Blake explained that they need to be vigilant in complying with federal banking laws, which disallow banks to deposit money from dispensaries, pot growers and similar businesses that handle cannabis. Sometimes their employees err on the side of caution, which can be obviously frustrating for folks in my position. At the end of the day, their risk assessment department looked it over and decided I was an acceptable risk.
I am extremely grateful to BECU for responding to me in a timely manner, for treating me like a neighbor and a customer, and ultimately for making me feel like I was heard — a deeply satisfying emotion.
SEATTLE, JAN 18, 2013 — Most banks refuse business from medical marijuana dispensaries and businesses that flout federal law. Two months after Washington voters legalized marijuana, the state's largest credit union is going a step further and refusing to do business with companies who support Washington State's upcoming legal pot industry.
Ben Livingston discovered the policy on January 17 when he opened a business account at Boeing Employees Credit Union.

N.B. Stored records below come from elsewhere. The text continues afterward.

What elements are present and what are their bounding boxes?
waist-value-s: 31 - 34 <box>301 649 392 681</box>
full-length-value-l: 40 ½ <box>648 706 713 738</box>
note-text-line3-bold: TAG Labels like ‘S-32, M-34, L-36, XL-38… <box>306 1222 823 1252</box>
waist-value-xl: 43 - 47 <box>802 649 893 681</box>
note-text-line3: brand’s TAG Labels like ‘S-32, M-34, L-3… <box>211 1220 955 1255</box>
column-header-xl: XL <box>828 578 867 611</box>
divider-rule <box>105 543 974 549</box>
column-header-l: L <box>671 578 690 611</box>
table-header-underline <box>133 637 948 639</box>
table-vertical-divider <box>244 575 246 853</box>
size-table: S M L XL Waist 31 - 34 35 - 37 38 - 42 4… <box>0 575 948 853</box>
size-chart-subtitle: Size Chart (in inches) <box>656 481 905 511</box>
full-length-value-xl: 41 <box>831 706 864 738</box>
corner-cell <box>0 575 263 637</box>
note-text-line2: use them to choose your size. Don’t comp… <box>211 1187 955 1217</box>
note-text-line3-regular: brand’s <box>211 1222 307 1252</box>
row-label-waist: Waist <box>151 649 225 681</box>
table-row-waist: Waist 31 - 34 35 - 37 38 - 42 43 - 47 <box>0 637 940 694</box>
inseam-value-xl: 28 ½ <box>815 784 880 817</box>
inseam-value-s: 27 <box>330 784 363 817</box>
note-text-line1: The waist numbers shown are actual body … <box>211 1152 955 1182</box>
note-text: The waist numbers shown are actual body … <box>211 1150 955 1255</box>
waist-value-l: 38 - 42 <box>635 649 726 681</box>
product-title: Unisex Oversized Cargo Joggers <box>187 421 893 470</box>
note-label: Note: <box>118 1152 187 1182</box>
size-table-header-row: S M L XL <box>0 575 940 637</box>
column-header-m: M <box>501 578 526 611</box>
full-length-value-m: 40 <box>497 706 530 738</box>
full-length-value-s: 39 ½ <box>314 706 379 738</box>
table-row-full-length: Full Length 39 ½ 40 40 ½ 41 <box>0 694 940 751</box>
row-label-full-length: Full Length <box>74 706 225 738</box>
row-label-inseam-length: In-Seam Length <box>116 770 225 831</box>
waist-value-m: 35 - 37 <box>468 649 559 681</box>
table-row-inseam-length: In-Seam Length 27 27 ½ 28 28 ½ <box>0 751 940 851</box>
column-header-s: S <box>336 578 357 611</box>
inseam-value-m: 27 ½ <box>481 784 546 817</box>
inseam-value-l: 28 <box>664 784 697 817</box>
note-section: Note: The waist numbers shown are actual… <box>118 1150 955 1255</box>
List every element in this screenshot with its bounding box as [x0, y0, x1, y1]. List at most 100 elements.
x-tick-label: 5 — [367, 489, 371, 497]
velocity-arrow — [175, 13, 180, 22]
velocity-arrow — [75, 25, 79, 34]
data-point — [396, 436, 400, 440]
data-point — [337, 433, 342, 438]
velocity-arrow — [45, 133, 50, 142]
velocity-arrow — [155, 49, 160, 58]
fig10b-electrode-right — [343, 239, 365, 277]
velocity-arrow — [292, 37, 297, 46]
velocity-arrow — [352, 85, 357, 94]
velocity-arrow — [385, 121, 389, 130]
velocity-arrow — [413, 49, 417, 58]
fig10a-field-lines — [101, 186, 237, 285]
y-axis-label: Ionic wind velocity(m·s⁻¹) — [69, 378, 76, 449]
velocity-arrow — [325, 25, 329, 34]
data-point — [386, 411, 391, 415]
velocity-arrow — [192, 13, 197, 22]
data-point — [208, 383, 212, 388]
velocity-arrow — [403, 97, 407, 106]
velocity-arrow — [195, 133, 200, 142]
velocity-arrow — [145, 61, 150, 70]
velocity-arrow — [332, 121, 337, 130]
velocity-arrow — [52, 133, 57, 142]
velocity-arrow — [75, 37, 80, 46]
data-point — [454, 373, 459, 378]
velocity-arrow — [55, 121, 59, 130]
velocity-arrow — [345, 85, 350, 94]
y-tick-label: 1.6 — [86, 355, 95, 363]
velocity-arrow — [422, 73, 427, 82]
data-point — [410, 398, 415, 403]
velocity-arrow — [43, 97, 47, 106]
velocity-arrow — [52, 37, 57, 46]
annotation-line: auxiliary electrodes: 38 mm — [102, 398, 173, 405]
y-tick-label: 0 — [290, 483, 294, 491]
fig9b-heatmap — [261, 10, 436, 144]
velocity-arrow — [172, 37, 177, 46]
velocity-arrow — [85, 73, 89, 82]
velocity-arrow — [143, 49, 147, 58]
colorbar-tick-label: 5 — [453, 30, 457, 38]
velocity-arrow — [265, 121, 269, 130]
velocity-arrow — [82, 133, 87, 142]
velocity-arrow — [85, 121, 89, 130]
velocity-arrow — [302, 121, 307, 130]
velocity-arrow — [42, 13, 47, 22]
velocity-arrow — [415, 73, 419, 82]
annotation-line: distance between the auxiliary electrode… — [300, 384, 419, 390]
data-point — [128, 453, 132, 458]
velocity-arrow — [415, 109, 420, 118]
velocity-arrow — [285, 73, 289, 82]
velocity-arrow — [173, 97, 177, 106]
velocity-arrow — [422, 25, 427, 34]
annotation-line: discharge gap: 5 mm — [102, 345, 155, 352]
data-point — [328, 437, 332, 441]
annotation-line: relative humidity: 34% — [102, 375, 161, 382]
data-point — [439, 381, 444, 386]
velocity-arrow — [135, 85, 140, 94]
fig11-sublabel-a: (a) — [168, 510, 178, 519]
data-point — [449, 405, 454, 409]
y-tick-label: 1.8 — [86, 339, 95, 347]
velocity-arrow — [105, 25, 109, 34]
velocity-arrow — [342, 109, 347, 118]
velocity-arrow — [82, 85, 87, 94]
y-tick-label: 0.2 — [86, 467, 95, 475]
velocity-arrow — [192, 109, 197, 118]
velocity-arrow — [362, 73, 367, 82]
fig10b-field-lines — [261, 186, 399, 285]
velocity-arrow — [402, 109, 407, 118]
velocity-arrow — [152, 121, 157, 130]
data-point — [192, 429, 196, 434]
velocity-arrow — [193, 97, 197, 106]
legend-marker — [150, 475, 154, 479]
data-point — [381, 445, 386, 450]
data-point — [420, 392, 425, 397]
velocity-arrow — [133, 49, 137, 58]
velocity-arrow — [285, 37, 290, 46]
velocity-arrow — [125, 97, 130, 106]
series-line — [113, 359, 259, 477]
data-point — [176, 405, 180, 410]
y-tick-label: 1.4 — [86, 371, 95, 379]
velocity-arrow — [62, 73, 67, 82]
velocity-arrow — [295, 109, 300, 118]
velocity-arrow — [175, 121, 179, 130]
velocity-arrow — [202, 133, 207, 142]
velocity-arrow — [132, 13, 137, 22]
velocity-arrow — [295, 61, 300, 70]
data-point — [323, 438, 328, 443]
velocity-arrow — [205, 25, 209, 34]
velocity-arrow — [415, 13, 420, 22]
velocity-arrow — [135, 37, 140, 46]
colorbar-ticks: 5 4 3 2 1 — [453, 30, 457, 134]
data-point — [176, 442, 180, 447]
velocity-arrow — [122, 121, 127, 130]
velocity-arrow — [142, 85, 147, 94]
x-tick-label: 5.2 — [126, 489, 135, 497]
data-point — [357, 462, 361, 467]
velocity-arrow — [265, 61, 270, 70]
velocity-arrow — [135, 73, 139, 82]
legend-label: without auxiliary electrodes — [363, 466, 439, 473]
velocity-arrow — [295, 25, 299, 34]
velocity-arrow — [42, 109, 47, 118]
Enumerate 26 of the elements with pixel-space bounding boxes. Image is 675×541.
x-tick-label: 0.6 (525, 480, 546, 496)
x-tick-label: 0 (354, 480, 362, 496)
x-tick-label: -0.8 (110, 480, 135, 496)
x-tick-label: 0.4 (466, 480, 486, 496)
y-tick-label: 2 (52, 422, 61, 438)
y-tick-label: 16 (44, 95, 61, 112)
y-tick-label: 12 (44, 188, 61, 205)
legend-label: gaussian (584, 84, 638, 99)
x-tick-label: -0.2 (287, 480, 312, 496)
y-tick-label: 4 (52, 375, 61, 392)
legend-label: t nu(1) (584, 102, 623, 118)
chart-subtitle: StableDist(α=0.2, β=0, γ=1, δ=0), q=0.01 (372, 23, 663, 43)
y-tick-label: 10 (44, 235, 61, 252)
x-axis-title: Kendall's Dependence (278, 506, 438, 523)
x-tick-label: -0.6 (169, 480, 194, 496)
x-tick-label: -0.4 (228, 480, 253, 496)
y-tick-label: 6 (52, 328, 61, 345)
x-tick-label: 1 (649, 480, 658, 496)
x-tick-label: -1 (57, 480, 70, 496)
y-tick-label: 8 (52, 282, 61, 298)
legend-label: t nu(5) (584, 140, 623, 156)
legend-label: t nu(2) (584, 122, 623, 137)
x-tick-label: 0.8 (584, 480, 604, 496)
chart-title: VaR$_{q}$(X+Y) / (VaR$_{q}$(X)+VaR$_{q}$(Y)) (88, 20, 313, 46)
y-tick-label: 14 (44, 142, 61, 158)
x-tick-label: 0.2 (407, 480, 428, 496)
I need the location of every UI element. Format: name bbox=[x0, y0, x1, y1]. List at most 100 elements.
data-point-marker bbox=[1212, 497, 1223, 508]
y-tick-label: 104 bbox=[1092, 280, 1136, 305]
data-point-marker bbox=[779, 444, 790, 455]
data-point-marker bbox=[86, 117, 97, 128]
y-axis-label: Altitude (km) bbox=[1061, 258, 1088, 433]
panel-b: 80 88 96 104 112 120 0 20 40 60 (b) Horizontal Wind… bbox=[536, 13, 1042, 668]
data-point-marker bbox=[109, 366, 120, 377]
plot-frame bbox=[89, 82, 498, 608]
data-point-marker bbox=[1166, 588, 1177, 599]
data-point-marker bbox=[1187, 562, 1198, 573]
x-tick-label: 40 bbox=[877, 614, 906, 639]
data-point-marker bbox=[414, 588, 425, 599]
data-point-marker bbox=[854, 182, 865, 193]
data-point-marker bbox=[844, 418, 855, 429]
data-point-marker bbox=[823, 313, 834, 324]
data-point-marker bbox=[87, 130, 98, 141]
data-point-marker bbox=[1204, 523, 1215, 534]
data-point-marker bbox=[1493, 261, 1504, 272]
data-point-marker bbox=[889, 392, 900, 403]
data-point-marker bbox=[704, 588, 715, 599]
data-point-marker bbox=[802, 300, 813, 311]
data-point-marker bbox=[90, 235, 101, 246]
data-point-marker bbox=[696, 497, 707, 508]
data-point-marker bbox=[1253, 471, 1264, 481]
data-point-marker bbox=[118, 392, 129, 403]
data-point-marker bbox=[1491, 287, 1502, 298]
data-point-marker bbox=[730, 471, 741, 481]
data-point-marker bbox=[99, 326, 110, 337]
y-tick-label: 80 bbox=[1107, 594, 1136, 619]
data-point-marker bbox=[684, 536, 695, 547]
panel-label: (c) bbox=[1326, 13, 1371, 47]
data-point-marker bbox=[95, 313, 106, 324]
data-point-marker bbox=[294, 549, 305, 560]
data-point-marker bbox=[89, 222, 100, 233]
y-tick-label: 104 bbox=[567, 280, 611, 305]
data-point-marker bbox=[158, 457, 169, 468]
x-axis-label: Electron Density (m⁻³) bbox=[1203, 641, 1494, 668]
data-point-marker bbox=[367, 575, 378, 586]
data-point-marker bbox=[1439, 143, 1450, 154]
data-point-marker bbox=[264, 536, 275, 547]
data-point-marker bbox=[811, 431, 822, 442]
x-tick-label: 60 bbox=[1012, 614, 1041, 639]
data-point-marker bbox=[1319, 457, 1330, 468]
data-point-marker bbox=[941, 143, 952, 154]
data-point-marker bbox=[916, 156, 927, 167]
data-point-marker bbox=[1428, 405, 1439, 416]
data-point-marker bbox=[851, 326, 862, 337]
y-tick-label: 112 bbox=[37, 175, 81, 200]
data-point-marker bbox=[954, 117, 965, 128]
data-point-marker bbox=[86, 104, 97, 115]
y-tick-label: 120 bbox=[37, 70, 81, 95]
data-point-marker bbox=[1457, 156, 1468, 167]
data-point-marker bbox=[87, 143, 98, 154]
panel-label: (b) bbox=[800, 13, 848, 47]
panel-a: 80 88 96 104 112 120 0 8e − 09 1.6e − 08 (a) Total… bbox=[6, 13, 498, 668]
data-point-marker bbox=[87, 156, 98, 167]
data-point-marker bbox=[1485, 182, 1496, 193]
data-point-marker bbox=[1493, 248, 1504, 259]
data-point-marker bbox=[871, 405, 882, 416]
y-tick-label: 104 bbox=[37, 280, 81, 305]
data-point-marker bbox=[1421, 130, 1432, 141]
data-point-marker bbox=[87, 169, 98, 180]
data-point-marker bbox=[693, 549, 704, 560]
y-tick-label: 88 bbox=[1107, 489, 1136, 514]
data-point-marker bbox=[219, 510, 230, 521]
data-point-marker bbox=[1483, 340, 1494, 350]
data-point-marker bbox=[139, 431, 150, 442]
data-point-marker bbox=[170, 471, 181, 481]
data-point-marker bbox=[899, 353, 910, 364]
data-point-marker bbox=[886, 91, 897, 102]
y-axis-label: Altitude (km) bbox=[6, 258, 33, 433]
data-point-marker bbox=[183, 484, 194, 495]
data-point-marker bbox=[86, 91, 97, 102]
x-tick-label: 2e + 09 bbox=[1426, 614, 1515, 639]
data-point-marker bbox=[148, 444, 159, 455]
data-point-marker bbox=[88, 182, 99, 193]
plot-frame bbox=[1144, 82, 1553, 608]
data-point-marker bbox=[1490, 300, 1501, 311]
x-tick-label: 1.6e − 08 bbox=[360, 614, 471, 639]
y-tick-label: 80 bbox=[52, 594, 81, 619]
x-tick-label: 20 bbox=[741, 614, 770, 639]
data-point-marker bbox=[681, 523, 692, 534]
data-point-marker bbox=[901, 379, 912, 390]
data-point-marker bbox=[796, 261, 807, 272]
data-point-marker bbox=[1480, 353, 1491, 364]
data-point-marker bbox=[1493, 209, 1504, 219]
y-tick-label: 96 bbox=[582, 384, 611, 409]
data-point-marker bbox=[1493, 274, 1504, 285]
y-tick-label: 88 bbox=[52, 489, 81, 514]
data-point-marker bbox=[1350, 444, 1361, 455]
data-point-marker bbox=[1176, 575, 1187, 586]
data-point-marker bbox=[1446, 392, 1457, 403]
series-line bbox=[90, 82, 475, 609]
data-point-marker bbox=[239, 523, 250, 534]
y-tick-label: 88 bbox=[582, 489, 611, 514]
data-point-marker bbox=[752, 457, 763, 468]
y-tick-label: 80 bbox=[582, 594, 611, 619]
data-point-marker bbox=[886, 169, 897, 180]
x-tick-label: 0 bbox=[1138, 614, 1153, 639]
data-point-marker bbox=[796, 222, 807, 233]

Livingston makes maps to visualize zoning regulations found in I-502, which forbids the state from licensing marijuana stores near schools and other places children congregate.
After a BECU employee opened an account for his map-making business — called the Center for Legal Cannabis — a manager stepped in and put the kibosh on the new account. "He told me the credit union will refuse accounts for any company whose work could support legal cannabis businesses the state intends to license later this year," Livingston said.
The manager explained that the policy was "an internal thing" and a recent creation. When asked to see the policy in writing, the manager printed a small section of internal policies that state BECU will not open accounts for medical marijuana dispensaries or businesses. Asked how such language applies to a zoning researcher, the bank manager said that any business with "cannabis" in its name, or whose work supports the legal cannabis industry, will have their accounts closed at BECU.
Livingston, who is also founder of the Cannabis Defense Coalition activist group, pointed out that the nonprofit has banked at BECU for years without issue. "The manager responded by threatening to close the organization's accounts if I wanted to press the issue."
For now, Livingston says, he just hopes to cash a check from Brown Paper Tickets — entrance fees from a zoning lecture he gave two months ago. He created a web site to document his experience, and is asking BECU to clarify its position. "It is unfair for BECU to punish members who wish to help the state implement I-502. It's frustrating too, but at the end of the day I'd still like to bank with a credit union."